Di Alfredo Morganti – 26 giugno 2019
Immagino appena l’orrore di quel padre quando ha capito di essere perduto. Di sicuro non pensava a se stesso, non poteva pensare a se stesso. Di sicuro pensava a quella bambina così piccola stretta al suo corpo, avvolta nella maglietta nera, che forse piangeva e forse ingaggiava una silenziosa lotta contro l’annegamento. E pensava che il padre potesse comunque salvarla, perché i padri a questo servono, a salvare. Non so se lei avesse avuto consapevolezza del suo destino, se pensasse a un gioco o se provasse disperazione, quella che provano i bambini più piccoli, ma non perciò meno dura da sopportare. Non lo so, sappiamo poco di quel che passa nella mente dei disperati che vorrebbero vivere meglio, e vorrebbero immaginare il futuro con meno ipoteche, ma sono impegnati nella propria sopravvivenza. Oggi quel padre e quella figlioletta sono due corpi ammassati dal fiume Rio Grande nel fango della riva, sono nulla rispetto a quel che erano quando ancora li animava la speranza disperata dei fuggitivi.
Ho anche pensato che forse sono due persone in meno che vanno a rendere meno omogeneo il tessuto sociale americano, così che, come dicono anche taluni commentatori di sinistra o certi sovranisti pret a porter, sia possibile ricostruire un welfare più vantaggioso per i locali. Pare che solo ricacciando indietro i poveracci disgraziati che muoiono come mosche sia possibile fare una politica veramente di sinistra, coi servizi pubblici, la protezione sociale e tutto il resto. Pare che sia necessario chiudere i porti e alzare la barriera, e avere una posizione dura sull’immigrazione, per poter finalmente di nuovo ricreare il magico mondo del welfare. Come se ciò non fosse possibile a causa dei poveracci che si gettano a nuoto con le figliolette in collo. Come se la colpa fosse degli ultimi se gli ultimi non ricevono protezione. Che inganno! Che inganno sostenere che ci vuole meno umanità per potenziare la capacità di spesa del ceto medio! Che il tasso di neri ed emigrati deve essere più basso possibile, altrimenti non ce la facciamo a finanziare le pensioni e gli asili nido!

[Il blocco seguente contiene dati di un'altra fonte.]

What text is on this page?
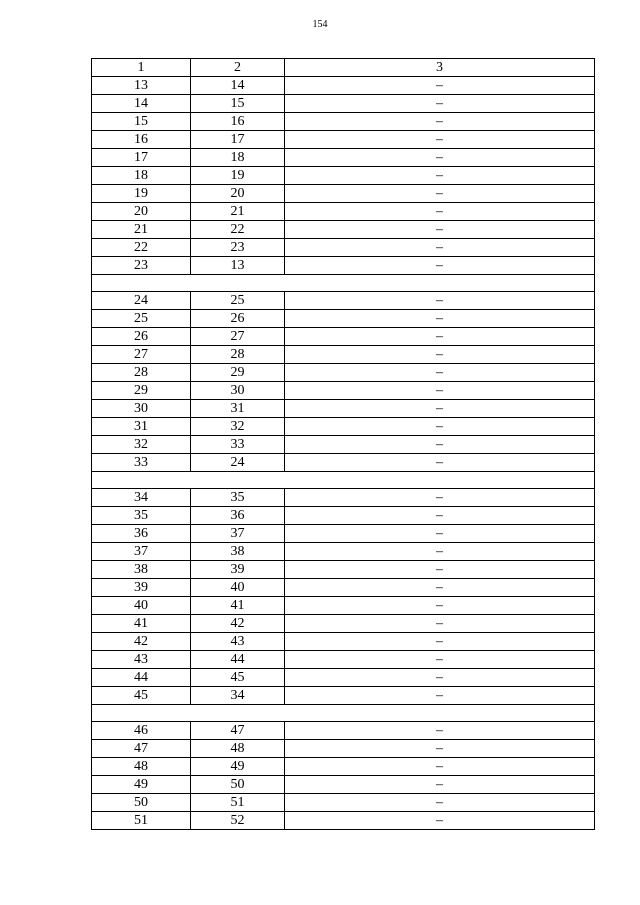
154
1	2	3
13	14	–
14	15	–
15	16	–
16	17	–
17	18	–
18	19	–
19	20	–
20	21	–
21	22	–
22	23	–
23	13	–

24	25	–
25	26	–
26	27	–
27	28	–
28	29	–
29	30	–
30	31	–
31	32	–
32	33	–
33	24	–

34	35	–
35	36	–
36	37	–
37	38	–
38	39	–
39	40	–
40	41	–
41	42	–
42	43	–
43	44	–
44	45	–
45	34	–

46	47	–
47	48	–
48	49	–
49	50	–
50	51	–
51	52	–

Come se l’economia sociale potesse reggersi sulla disumanità, sul rigetto, sulla purezza etnica, sui muri eretti anche dai presidenti democratici Usa, sugli insulti dei locali contro neri, rom, poveri, disgraziati, minoranze, ultimi, poveracci in genere. Ma sulla morte dei poveri, sul ‘dagli ai negri’, sulle ruspe, sulla biologia, sulle razze, sulle identità genetiche, sulla omogeneità sociale e sulle barriere non si costruisce niente! Si comincia coi rom e i neri e si finisce direttamente coi lavoratori. Altro che concorrenza degli immigrati verso gli occupati locali: le bastonate alle minoranze preannunciano le bastonate agli operai. L’altro, quindi, non è una minaccia, l’altro lo diventa se così viene rappresentato. L’altro è un’opportunità. L’immigrazione va governata, non demonizzata. Governare vuol dire impegnare risorse, accogliere i rifugiati, tendere una mano, offrire condizioni umanitarie e, certo, intervenire sui flussi, ma con umanità, con rispetto, senza abbandonare le persone al loro destino, senza dire che sulla Sea Watch ci resteranno ‘sino a Natale’! Sino a Natale? Ma detto da chi, poi, da quello stesso che impugna il Vangelo, il rosario e invoca pubblicamente quella povera donna emigrata che fu la madre di Cristo, morto sulla croce dopo indicibili sofferenze? A chi somigliano quel padre e quella bambina morti nel fango: a quello che morì in croce o a quello che giudica e non fa nulla per offrire un aiuto? La risposta è facile. La sappiamo tutti.